Fielding, speed, and contact are Jose Ramirez’s calling cards. The presence of multiple tools, however, doesn’t necessarily translate to a positive outlook. Ramirez projects as a below-average hitter, the kind who hits for average and runs well yet lacks power. At second base, a team could do worse. Ramirez compensates for his below-average bat with solid fielding, which makes him a two-WARP player if he plays a full season. At a low-depth position, many teams do, in fact, do worse (looking at you, Yankees, Jays, and Orioles).
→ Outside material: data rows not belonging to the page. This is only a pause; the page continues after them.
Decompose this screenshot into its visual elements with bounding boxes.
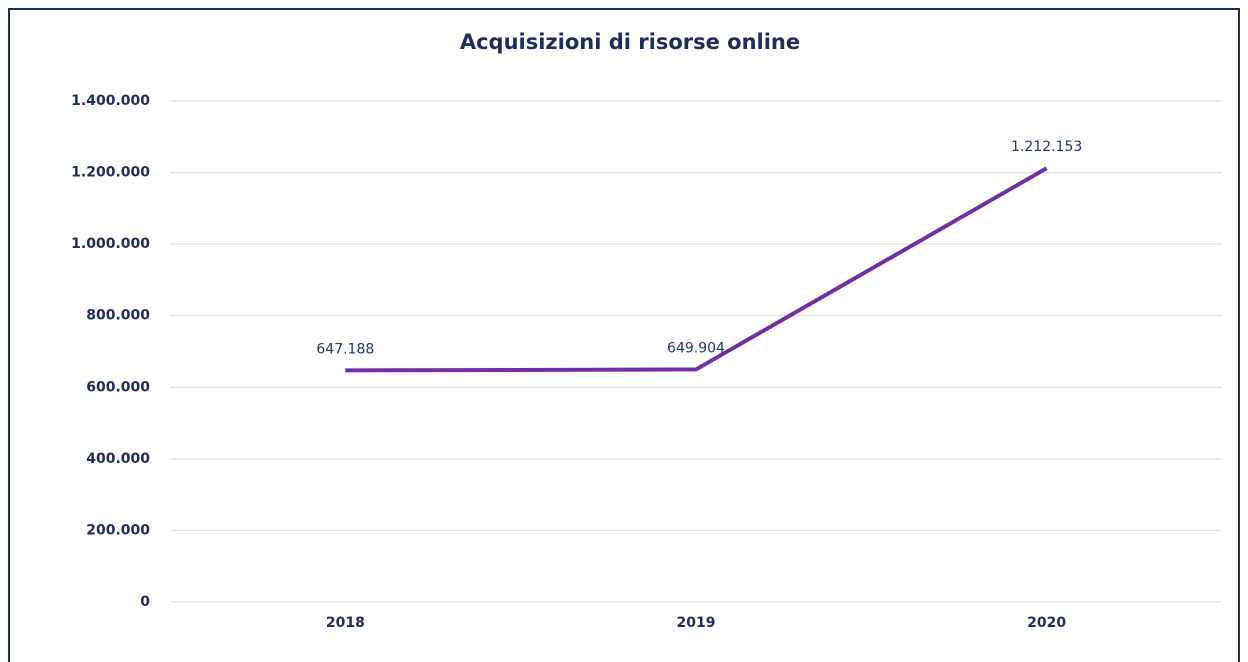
chart-title: Acquisizioni di risorse online (460, 30, 800, 54)
data-label: 1.212.153 (1011, 139, 1082, 155)
y-tick-label: 800.000 (86, 308, 150, 324)
y-tick-label: 1.000.000 (71, 236, 150, 252)
x-tick-label: 2020 (1027, 615, 1066, 631)
line (345, 166, 1048, 373)
y-tick-label: 1.400.000 (71, 93, 150, 109)
data-label: 647.188 (316, 341, 374, 357)
x-tick-label: 2018 (326, 615, 365, 631)
y-tick-label: 600.000 (86, 379, 150, 395)
y-tick-label: 200.000 (86, 522, 150, 538)
x-tick-label: 2019 (677, 615, 716, 631)
y-tick-label: 0 (140, 594, 150, 610)
data-label: 649.904 (667, 340, 725, 356)
frame (8, 8, 1240, 662)
y-tick-label: 1.200.000 (71, 165, 150, 181)
y-tick-label: 400.000 (86, 451, 150, 467)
Devon Travis was old for High-A, but his .341 True Average undoubtedly stands out; moreover, the power complemented with favorable contact numbers charms PECOTA. The Astros, in a possible organization-wide initiative, own two prospects here in Torreyes and Kemp with solid BB:K ratios. The UPSIDE score for Rougned Odor is rather low given that PECOTA likes him very much—just not immediately, it seems, as he doesn’t project to break a league-average TAv until his age-26 season. Joe Wendle slugged .513 last year, but his comps aren’t so power-friendly and, unlike Betts’, PECOTA is confident about them.
More Good Prospects
A great list if you love quirky names. Next to Betts, Kolten Wong has PECOTA’s best long-term forecast. His 2015 projection (.257/.307/.380) barely beats this year’s second base average (.256/.321/.375), and PECOTA expects Wong to flutter around average/above-average like this for 10 years. Because he lacks an impact tool, his UPSIDE is hurt from his comps including many tweener types who fall on the “under” side of average. Wong doesn’t have any particular skills to utilize as fallbacks if he declines—PECOTA doesn’t know about his makeup—and he doesn’t have any skills that might “break out” either. That equates to a low-variance profile overall, which lacks upside, but reducing risk is never a bad thing. I haven’t mentioned that PECOTA projects him to save 9-10 runs each year at second base; combine that with his average offensive production, and you’ve got a stable three-win player.
Robert Refsnyder has an emerging bat, but PECOTA doesn’t think he’s a good second baseman. Switch-hitting Breyvic Valera ascended past Low-A only this year, but he’s hit for contact wherever he’s been; with five defensive positions to his name and at just 21 years old, he could provide sneaky value for the Cardinals down the road. Joe Panik is another contact-heavy hitter who’s succeeded in Double-A; like those of many others on this list, his stats spell utility infielder.
Notable Average/Marginal Prospects
In general, UPSIDE is lower on prospects who display aggressive or swing-and-miss tendencies—patience and contact rate are two primary components of comparables—and this triplet suffers slightly as a result.
Top 25-and-under second basemen
Altuve, like Betts, doesn’t compare well historically. Even though we’ve seen over 1,500 of his plate appearances, he went from a four-win player to below replacement level last year. PECOTA opts for the middle and calls him above-average in the short term, and he’s rebounded thus far, improving his contact rates.
PECOTA ignored Scooter Gennett’s .308 first-year TAv quite readily. It’s a reminder that taking walks remains an important skill; very, very few hitters can walk at a four percent rate and compensate just by hitting for average (Altuve couldn’t manage it in 2013). Even though Gennett has shown an aptitude for it, last year’s .324 batting average was largely “empty,” and also higher than his minor-league performances. As a result, he came out with an UPSIDE of 9.2, and PECOTA forecasts his batting average to fall further.